Тропой священного козерога, или В поисках абсолютного центра - [6]
Клима. Клима ишачил на нефтедобыче где-то в Каракумах. Рабочий день там начинался с основательной коллективной прокурки, а потом шла бешеная пахота при чудовищной жаре. И так целый день: прокурка — пахота — прокурка... В результате для Климы состояние обдолбанности стало нормой, а трезвости — исключением. У Климы тоже были жена с корытником и мамашка, которые выступали против кайфа и наезжали на него по этому поводу. Разница с ситуацией, в которой находился Ворона, заключалась, однако, в том, что «нормальным» жена и мать воспринимали Климу обкуренного, а в те редкие дни, когда он не торчал, лицо его обретало такое стремное выражение, что его принимали за обдолбанного и затевали очередной скандал. Вот такие профессиональные риски у нефтедобытчиков!..
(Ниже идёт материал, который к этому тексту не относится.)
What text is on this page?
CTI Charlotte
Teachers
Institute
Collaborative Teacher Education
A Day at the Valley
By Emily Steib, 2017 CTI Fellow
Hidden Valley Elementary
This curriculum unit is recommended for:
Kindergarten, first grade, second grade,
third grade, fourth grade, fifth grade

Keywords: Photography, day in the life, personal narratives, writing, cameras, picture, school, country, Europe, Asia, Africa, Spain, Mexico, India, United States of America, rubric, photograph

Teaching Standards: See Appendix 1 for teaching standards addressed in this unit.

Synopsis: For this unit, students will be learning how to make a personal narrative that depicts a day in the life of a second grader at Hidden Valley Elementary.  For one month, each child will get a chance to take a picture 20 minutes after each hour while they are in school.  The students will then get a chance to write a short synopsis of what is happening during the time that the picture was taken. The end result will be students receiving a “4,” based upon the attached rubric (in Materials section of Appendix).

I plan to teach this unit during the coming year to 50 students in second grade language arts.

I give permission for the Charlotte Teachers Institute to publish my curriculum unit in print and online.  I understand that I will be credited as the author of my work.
Ходить по Душанбе с откровенно обдолбанной миной было стремно. Если слишком нагло тащишься — могут наехать менты и, скажем, попросить плюнуть. Это такой тест на засыпку. Если сильно тащит — во рту сильный сушняк и слюны на плевок просто нет. Не плюнул — значит, торчишь. Вот тут-то тебя и начинают шугать. Во-первых, обыщут на предмет чего есть. Могут, при желании, и сами подкинуть, а потом хрен докажешь. Ну и так далее. Лично я, чтобы не рисковать, использовал зеркальные солнечные очки, вполне скрывающие возможную неадекватность в выражении лица и особенно — глаз. У сильно обдолбанного человека из глаз как бы дым идет. В действительности этот эффект создает интенсивное психическое излучение вследствие химической реакции, вызываемой в мозгу высшим каннабиальным водородом. Многие менты в Душанбе — тоже в черных очках. Да и вообще повсюду в Средней Азии. Долбятся они — можно себе представить — по-черному, как скифы.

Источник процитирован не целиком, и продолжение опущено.